SE-155 DBSA: a device-based software architecture for data mining

In this paper a new architecture for a variety of data mining tasks is introduced. The Device-Based Software Architecture (DBSA) is a highly portable and generic data mining software framework where processing tasks are modeled as components linked together to form a data mining application. The name of the architecture comes from the analogy that each processing task in the framework can be thought of as a device. The framework handles all the devices in the same manner, regardless of whether they have a counterpart in the real world or whether they are just logical devices inside the framework. The DBSA offers many reusable devices, ready to be included in applications, and the application programmer can easily code new devices for the architecture. The framework is bundled with connections to several widely used external tools and languages, making prototyping new applications easy and fast. In the paper we compare DBSA to existing data mining frameworks, review its design and present a case study application implemented with the framework. The paper shows that the DBSA can act as a base for diverse data mining applications.

Instance Level Classification Confidence Estimation

Often the confidence of a classification prediction can be as important as the prediction itself although current classification confidence measures are not necessarily consistent between different data sets. Thus in this paper, we present an algorithm to predict instance level classification confidence that is more consistent between data sets and is intuitive to interpret. The results with five test cases show high correlation between true and predicted classification rate, i.e. the probability of assigning the correct class label, thus proving the validity of the proposed algorithm.

Classification Uncertainty of Multiple Imputed Data

Every classification model contains uncertainty. This uncertainty can be distributed evenly or into certain areas of feature space. In regular classification tasks, the uncertainty can be estimated from posterior probabilities. On the other hand, if the data set contains missing values, not all classifiers can be used directly. Imputing missing values solves this problem but it suppresses variation in the data leading to underestimation of uncertainty and can also bias the results. Multiple imputation, where several copies of the data set are created, solves these problems but the classical approach for uncertainty estimation does not generalize to this case. Thus in this paper we propose a novel algorithm to estimate classification uncertainty with multiple imputed data. We show that the algorithm performs as well as the benchmark algorithm with a classifier that supports classification with missing values. It also supports the use of any classifier, even if it does not support classification with missing values, as long as it supports the estimation of posterior probabilities.

Getting More Out of Small Data Sets - Improving the Calibration Performance of Isotonic Regression by Generating More Data.

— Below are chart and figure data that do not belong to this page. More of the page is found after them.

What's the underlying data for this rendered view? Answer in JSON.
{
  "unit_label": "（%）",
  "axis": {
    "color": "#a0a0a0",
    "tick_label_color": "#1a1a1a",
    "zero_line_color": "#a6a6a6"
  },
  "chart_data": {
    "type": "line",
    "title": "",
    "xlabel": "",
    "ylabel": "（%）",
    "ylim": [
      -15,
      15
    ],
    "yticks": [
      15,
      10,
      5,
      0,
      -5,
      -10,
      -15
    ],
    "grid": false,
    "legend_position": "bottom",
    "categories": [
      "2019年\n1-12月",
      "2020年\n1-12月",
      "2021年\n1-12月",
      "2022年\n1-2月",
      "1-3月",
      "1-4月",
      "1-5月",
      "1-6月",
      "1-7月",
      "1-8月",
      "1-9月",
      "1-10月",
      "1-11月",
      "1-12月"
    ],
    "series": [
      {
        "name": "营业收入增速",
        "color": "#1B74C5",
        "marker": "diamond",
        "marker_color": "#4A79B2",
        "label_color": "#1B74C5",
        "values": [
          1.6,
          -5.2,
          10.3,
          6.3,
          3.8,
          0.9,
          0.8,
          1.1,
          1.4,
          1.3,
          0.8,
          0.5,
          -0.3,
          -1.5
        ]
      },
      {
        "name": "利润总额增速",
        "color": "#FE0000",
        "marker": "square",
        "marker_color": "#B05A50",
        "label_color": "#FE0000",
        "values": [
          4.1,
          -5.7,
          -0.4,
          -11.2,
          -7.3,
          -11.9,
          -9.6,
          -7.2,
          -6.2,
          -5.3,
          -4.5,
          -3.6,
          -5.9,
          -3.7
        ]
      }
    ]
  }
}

Often it is necessary to have an accurate estimate of the probability that a classifier prediction is indeed correct. Many classifiers output a prediction score that can be used as an estimate of that probability but for many classifiers these prediction scores are not well calibrated. If enough training data is available, it is possible to post process these scores by learning a mapping from the prediction scores to probabilities. One of the most used calibration algorithms is isotonic regression. This kind of calibration, however, requires a decent amount of training data to not overfit. But many real world data sets do not have excess amount of data that can be set aside for calibration. In this work, we have developed a data generation algorithm to produce more data from a limited sized training data set. We used two variations of this algorithm to generate the calibration data set for isotonic regression calibration and compared the results to the traditional approach of setting aside part of the training data for calibration. Our experimental results suggest that this can be a viable option for smaller data sets if good calibration is essential.